O pensamento de que é possível guardar dentro de nós aquilo que perdemos no espaço veio em meu socorro para me consolar da perda, irreparável, de meu pai.

Por Neusa Jordem Possatti

Só uma certeza se tem depois da morte de alguém tão querido: também morremos um pouco. Jamais somos os mesmos depois de encarar a morte de tão perto.

O remorso do que deixei de fazer quando podia ter feito invadiu meu coração. Contudo, não julgo que tenha sido omissa e esse “podia-ter-sido-diferente” soou mais como uma saudade daquilo que poderia ter vivido.

Deixei na minha terra natal, além das recordações que ficaram em toda parte, pessoas, que contribuíram para que eu me tornasse o que hoje sou. Prometi voltar com freqüência, mas mil motivos, mil afazeres, me afastaram dessa promessa.

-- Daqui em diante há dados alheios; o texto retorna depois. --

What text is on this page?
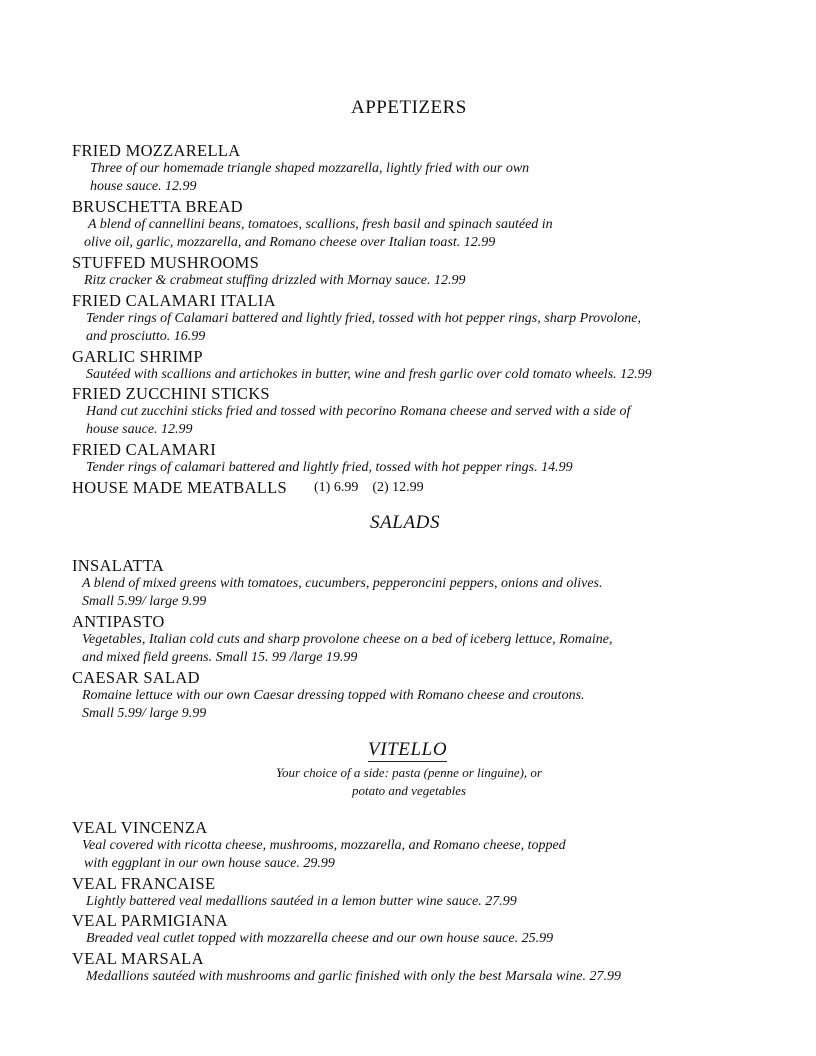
APPETIZERS
FRIED MOZZARELLA
Three of our homemade triangle shaped mozzarella, lightly fried with our own
house sauce. 12.99
BRUSCHETTA BREAD
A blend of cannellini beans, tomatoes, scallions, fresh basil and spinach sautéed in
olive oil, garlic, mozzarella, and Romano cheese over Italian toast. 12.99
STUFFED MUSHROOMS
Ritz cracker & crabmeat stuffing drizzled with Mornay sauce. 12.99
FRIED CALAMARI ITALIA
Tender rings of Calamari battered and lightly fried, tossed with hot pepper rings, sharp Provolone,
and prosciutto. 16.99
GARLIC SHRIMP
Sautéed with scallions and artichokes in butter, wine and fresh garlic over cold tomato wheels. 12.99
FRIED ZUCCHINI STICKS
Hand cut zucchini sticks fried and tossed with pecorino Romana cheese and served with a side of
house sauce. 12.99
FRIED CALAMARI
Tender rings of calamari battered and lightly fried, tossed with hot pepper rings. 14.99
HOUSE MADE MEATBALLS (1) 6.99    (2) 12.99
SALADS
INSALATTA
A blend of mixed greens with tomatoes, cucumbers, pepperoncini peppers, onions and olives.
Small 5.99/ large 9.99
ANTIPASTO
Vegetables, Italian cold cuts and sharp provolone cheese on a bed of iceberg lettuce, Romaine,
and mixed field greens. Small 15. 99 /large 19.99
CAESAR SALAD
Romaine lettuce with our own Caesar dressing topped with Romano cheese and croutons.
Small 5.99/ large 9.99
VITELLO
Your choice of a side: pasta (penne or linguine), or
potato and vegetables
VEAL VINCENZA
Veal covered with ricotta cheese, mushrooms, mozzarella, and Romano cheese, topped
with eggplant in our own house sauce. 29.99
VEAL FRANCAISE
Lightly battered veal medallions sautéed in a lemon butter wine sauce. 27.99
VEAL PARMIGIANA
Breaded veal cutlet topped with mozzarella cheese and our own house sauce. 25.99
VEAL MARSALA
Medallions sautéed with mushrooms and garlic finished with only the best Marsala wine. 27.99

A solidão, eterna companheira que há à minha volta e dentro de mim, faz a cidade parecer deserta. As ruas que antes pareciam familiares agora parecem mudar de tamanho, de forma e até seu cheiro se modificou. As paredes das casas já não têm a mesma cor e seus moradores não são mais os mesmos. Há uma geração nova, os filhos dos filhos. E a ausência dos amigos que me viram crescer.

O desejo de ver meu pai só mais uma vez faz doer meu peito. Lembrar da maneira como me ensinou a andar pela estrada do mundo é comovente. Agora percebo como ele foi paciente e tolerante mostrando-me o sentimento de responsabilidade, de cuidado, de respeito por qualquer outro ser humano que eu deveria ter. O esforço ativo pelo meu crescimento e felicidade, enraizada na sua própria capacidade de amar.

Caminho pelas ruas esperando ver antigos conhecidos e não mais os encontro, eles se foram. Não desanimo, caminho um pouco mais estimulando minha esperança.

Dobro a esquina e dou de frente, afinal, com um conhecido, amigo dele. Sendo reconhecida como filha de meu pai, através das linhas do meu rosto, senti-me existir novamente. A alegria veio à flor da pele afogueada pelo contentamento de transcender sua existência. Um breve abraço, um sorriso mais que amigo.

Volto para casa com a alma mais leve. A chuva fina que cai propicia uma preguiça física e mental. Não havendo nada a fazer, a não ser deixar chover e ouvir o silêncio que ocupa um espaço mais que especial, enquanto os pingos caem sobre a terra promovendo uma sensação de tranqüilidade.